Accessing the area asks that you return to the Shaded Woods. Upon entering, a sprawling, frozen landscape unfolds before you, with a ruined castle standing guard amidst the driving winds and snow. Frozen Eleum Loyce is the weathered structure in question and the player maneuvers through areas that are punctuated by suffocating hallways and exposed battlements. And compared to the other two DLCs, the layout of the section in Crown of the Ivory King feels equal parts closed and open. Most of the area is very straightforward and doesn't really require much in the way of going off the beaten path so to speak at first. Once you get a certain item though, much of the area opens up in the way of ice thawing, providing the player with access to new ares and treasures.

The enemies in this area are a lot more specific than the other two DLCs. That is, there really isn't that much in the way of variety when it comes to encountering enemies, as most of them are simply soldiers who patrol the snow. They do offer differing styles of attack through their weapon choices and just about all of them are fond of throwing ice spears in your direction. Their position throughout the area is what makes them much more difficult, as many of your encounters with them are in the tight corridors of the castle. And because of the relatively small nature of the area, there's a LOT of repeating when it come to fighting the enemies, in that there are few bonfires scattered throughout which require the requisite try and try again mantra of Dark Souls. There's also some rather sinister hedgehogs who are reminiscent of Pinwheels and electric reindeers in a particularly aggravating side quest.


As far as bosses go, there are really only two. There's Aava, the King's Pet (as well as Lud and Zallen) and the Burnt Ivory King himself. Aava is required and falls into the giant animal fight category. Lud and Zallen are similar battles (with a slight twist thrown in for good measure), but getting to the latter two is definitely the bigger test. The Burnt Ivory King is a brilliant final fight though that screams co-op. There's a seemingly endless wave of knights storming the battlefield during your battle, prompting players to seek out summons to make the fight more manageable.

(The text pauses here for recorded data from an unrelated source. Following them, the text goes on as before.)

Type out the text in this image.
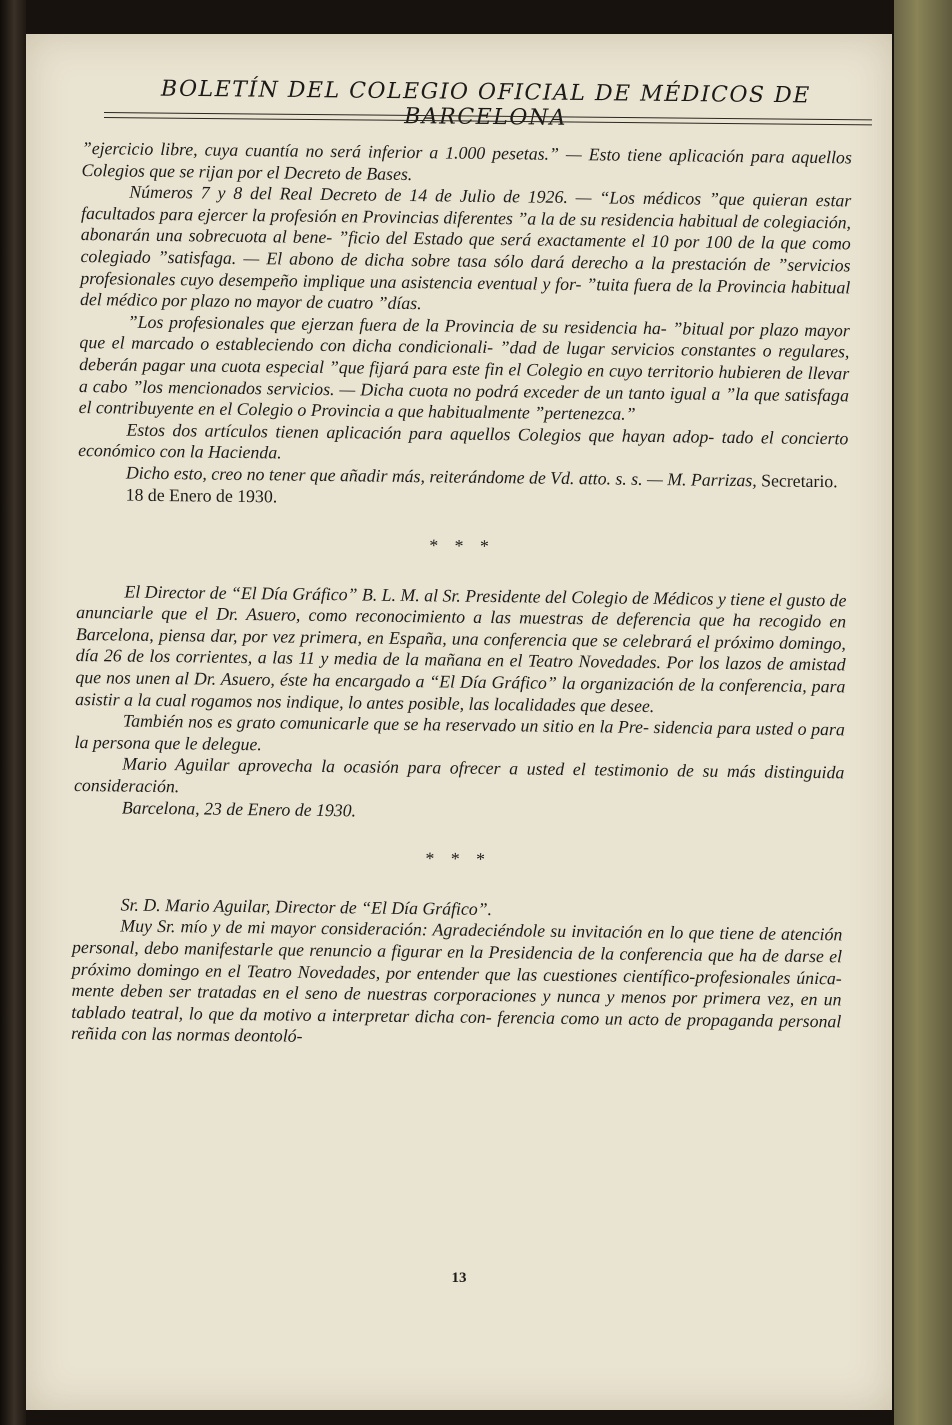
BOLETÍN DEL COLEGIO OFICIAL DE MÉDICOS DE BARCELONA

”ejercicio libre, cuya cuantía no será inferior a 1.000 pesetas.” — Esto tiene aplicación para aquellos Colegios que se rijan por el Decreto de Bases.

Números 7 y 8 del Real Decreto de 14 de Julio de 1926. — “Los médicos ”que quieran estar facultados para ejercer la profesión en Provincias diferentes ”a la de su residencia habitual de colegiación, abonarán una sobrecuota al bene- ”ficio del Estado que será exactamente el 10 por 100 de la que como colegiado ”satisfaga. — El abono de dicha sobre tasa sólo dará derecho a la prestación de ”servicios profesionales cuyo desempeño implique una asistencia eventual y for- ”tuita fuera de la Provincia habitual del médico por plazo no mayor de cuatro ”días.

”Los profesionales que ejerzan fuera de la Provincia de su residencia ha- ”bitual por plazo mayor que el marcado o estableciendo con dicha condicionali- ”dad de lugar servicios constantes o regulares, deberán pagar una cuota especial ”que fijará para este fin el Colegio en cuyo territorio hubieren de llevar a cabo ”los mencionados servicios. — Dicha cuota no podrá exceder de un tanto igual a ”la que satisfaga el contribuyente en el Colegio o Provincia a que habitualmente ”pertenezca.”

Estos dos artículos tienen aplicación para aquellos Colegios que hayan adop- tado el concierto económico con la Hacienda.

Dicho esto, creo no tener que añadir más, reiterándome de Vd. atto. s. s. — M. Parrizas, Secretario.

18 de Enero de 1930.

* * *

El Director de “El Día Gráfico” B. L. M. al Sr. Presidente del Colegio de Médicos y tiene el gusto de anunciarle que el Dr. Asuero, como reconocimiento a las muestras de deferencia que ha recogido en Barcelona, piensa dar, por vez primera, en España, una conferencia que se celebrará el próximo domingo, día 26 de los corrientes, a las 11 y media de la mañana en el Teatro Novedades. Por los lazos de amistad que nos unen al Dr. Asuero, éste ha encargado a “El Día Gráfico” la organización de la conferencia, para asistir a la cual rogamos nos indique, lo antes posible, las localidades que desee.

También nos es grato comunicarle que se ha reservado un sitio en la Pre- sidencia para usted o para la persona que le delegue.

Mario Aguilar aprovecha la ocasión para ofrecer a usted el testimonio de su más distinguida consideración.

Barcelona, 23 de Enero de 1930.

* * *

Sr. D. Mario Aguilar, Director de “El Día Gráfico”.

Muy Sr. mío y de mi mayor consideración: Agradeciéndole su invitación en lo que tiene de atención personal, debo manifestarle que renuncio a figurar en la Presidencia de la conferencia que ha de darse el próximo domingo en el Teatro Novedades, por entender que las cuestiones científico-profesionales única- mente deben ser tratadas en el seno de nuestras corporaciones y nunca y menos por primera vez, en un tablado teatral, lo que da motivo a interpretar dicha con- ferencia como un acto de propaganda personal reñida con las normas deontoló-

13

Not only that, but there are also three Loyce Knights scattered throughout the area that will fight for your cause as well, making the final fight much easier and significantly less frustrating. There's nothing quite like storming the Old Chaos with four NPCs and two players fighting alongside you.

Dark Souls 2: Crown of the Ivory King DLC feels a little strange compared to the other two DLCs. It somehow combines the level design and shortcut aspect of Dark Souls with the look and feel of Dark Souls 2. Bonfires are commodities in the area, requiring the player to exhibit the trademark Dark Souls patience to navigate the dangerous areas. The battle with the Burnt Ivory King is extremely well-designed and feels very satisfying once you defeat him, giving fans of the franchise a rousing send-off. Dark Souls 2: Crown of the Ivory King DLC is a fond farewell to what is a fantastic game, giving players a little bit of everything Dark Souls in the sequel's swan song.

Crown of the Ivory King is available now for $9.99 on XBLA, PSN and Steam.